Monday, May 8

Monday, May 8

Plus: China’s third most powerful man has an ‘important announcement’




Turkey’s Justice Minister Bekir Bozdag will meet his US counterpart Jeff Sessions on Monday. Mr Bozdag will present “new evidence” that US-based cleric Fethullah Gulen orchestrated last July’s failed coup in a bid to persuade authorities to extradite him.

Gulen is the head of a transnational Islamist organisation that operated a vast network of mosques, schools, banks and media outlets—both inside Turkey and in Central Asia. These institutions provided education and discounted services to the poor, creating an extensive client-patronage network that President Erdogan once referred to as the “parallel state”. Over the past few years, many of the organisation’s assets have been seized by Turkish authorities and so-called ‘Gulenist-sympathisers’ persecuted.

But the relationship wasn’t always this hostile. Conservative Islamists, Gulen and President Erdogan were once allies that opposed Turkey’s secular elite. This relationship deteriorated in 2012 when Gulenists within the judiciary began accusing Erdogan’s AK Party of corruption.

Erdogan will travel to Washington next week to meet President Trump amid tense relations, particularly over disagreements in Syria. If Bozdag makes headway on Monday, the US might use Gulen’s extradition to leverage greater Turkish cooperation in Syria, although will be careful to disguise any evidence of such a grand bargain.



Photo: Reuters

Photo: Reuters

China’s third most powerful man, parliamentary chairman Zhang Dejiang, will travel to the gambling mecca of Macau on Monday where he’s expected to make an ‘important announcement’.

His as-yet unconfirmed proclamation comes as Macau enjoys its ninth consecutive month of gaming revenue growth. The return to prosperity is promising; the Chinese territory had experienced years of feeble activity since 2012, when President Xi’s anti-corruption campaign began targeting wayward spending by officials.
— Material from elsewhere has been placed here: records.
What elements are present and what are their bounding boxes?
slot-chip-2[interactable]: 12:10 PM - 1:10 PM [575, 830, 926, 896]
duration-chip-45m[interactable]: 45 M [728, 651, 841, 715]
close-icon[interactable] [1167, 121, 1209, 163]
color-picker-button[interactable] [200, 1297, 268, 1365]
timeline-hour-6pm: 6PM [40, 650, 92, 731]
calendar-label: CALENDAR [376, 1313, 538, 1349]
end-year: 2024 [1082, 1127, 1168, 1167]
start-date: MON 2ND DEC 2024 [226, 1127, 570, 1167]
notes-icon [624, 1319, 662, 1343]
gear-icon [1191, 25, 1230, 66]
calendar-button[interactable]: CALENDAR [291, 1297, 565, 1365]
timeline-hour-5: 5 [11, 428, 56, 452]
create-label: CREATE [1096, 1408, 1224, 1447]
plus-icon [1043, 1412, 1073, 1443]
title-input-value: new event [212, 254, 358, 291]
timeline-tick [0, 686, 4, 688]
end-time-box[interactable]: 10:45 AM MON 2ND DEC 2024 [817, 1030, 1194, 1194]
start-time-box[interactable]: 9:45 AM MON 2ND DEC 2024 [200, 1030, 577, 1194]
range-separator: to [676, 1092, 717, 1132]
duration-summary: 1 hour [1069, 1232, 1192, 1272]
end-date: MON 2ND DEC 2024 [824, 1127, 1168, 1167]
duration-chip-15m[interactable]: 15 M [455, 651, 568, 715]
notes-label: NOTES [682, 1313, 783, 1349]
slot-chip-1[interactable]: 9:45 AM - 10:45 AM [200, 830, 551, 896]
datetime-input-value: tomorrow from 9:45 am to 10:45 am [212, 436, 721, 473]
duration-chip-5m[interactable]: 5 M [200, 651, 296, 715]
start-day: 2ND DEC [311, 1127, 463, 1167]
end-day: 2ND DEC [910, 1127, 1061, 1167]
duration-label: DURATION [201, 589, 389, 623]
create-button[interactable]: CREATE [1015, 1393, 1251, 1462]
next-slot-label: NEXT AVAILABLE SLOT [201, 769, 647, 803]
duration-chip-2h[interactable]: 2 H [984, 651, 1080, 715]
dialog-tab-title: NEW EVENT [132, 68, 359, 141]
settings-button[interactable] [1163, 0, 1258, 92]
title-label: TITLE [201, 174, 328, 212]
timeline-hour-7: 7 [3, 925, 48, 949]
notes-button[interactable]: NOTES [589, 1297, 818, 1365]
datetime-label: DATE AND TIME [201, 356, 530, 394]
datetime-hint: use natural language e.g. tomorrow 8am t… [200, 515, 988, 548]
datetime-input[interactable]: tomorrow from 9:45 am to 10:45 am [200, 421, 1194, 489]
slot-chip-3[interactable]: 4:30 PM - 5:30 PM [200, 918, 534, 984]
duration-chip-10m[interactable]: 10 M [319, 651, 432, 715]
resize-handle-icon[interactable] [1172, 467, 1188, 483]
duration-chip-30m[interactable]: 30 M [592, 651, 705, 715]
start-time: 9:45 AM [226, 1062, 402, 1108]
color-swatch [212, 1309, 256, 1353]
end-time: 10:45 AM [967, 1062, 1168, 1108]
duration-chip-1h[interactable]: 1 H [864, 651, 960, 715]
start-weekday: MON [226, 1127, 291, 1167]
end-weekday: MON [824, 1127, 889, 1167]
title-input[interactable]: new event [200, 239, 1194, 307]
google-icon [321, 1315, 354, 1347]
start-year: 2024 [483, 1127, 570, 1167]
During his three-day visit, Mr Zhang is rumoured to be investigating the staggering $1.3 billion that’s withdrawn monthly from Macau’s ATMs. The immense outflows of cash are kindling suspicions of money laundering and illegitimate capital flight.

Zhang and his Macanese hosts are also expected to discuss further implementation of Beijing’s ‘Greater Bay Area’ scheme, which will bring Macau, Hong Kong and the southern Chinese province of Guangdong under a new economic zone. With 100 million residents and a combined economic output of $1.4 trillion, the Greater Bay Area will play a pivotal role in Xi’s keystone One Belt, One Road initiative.



Photo: Shutterstock

Photo: Shutterstock

Developing countries will lead the charge to oust powerful fossil fuel lobbyists at this week’s UN Climate Change Conference, which begins in Bonn on Monday.

While hundreds of private sector lobbyists will attend the conference, by far the most powerful non-state group will hail from the fossil fuel industry. This irony has not been lost on the Like-Minded Group of Developing Countries—a group that includes China and India and represents more than half the world’s population. The group will push to restrict the access of fossil fuel representatives from future conferences, a proposal known as the ‘conflict-of-interest’ policy.

But change will be difficult to achieve. The UN body organising the conference has taken a neutral stance on the inclusion of the fossil fuel industry, delegating the decision to governments—many of which face pressure by interest groups at home.

Regardless of the proposal’s success, the spectre of the pro-fossil fuel Trump administration (his top diplomat is ex-CEO of the world’s largest private oil company) will hang over this week’s summit. Speculation is mounting that the US could pull out of the Paris Agreement in the coming weeks.



The French election results are expected to be announced. Our analysis here.

The EU trade commissioner will arrive in Mexico for five days of talks on the under-negotiation EU-Mexico free trade agreement.

Former US intelligence director James Clapper will testify in the ongoing Senate probe into Russian interference in the 2016 presidential election.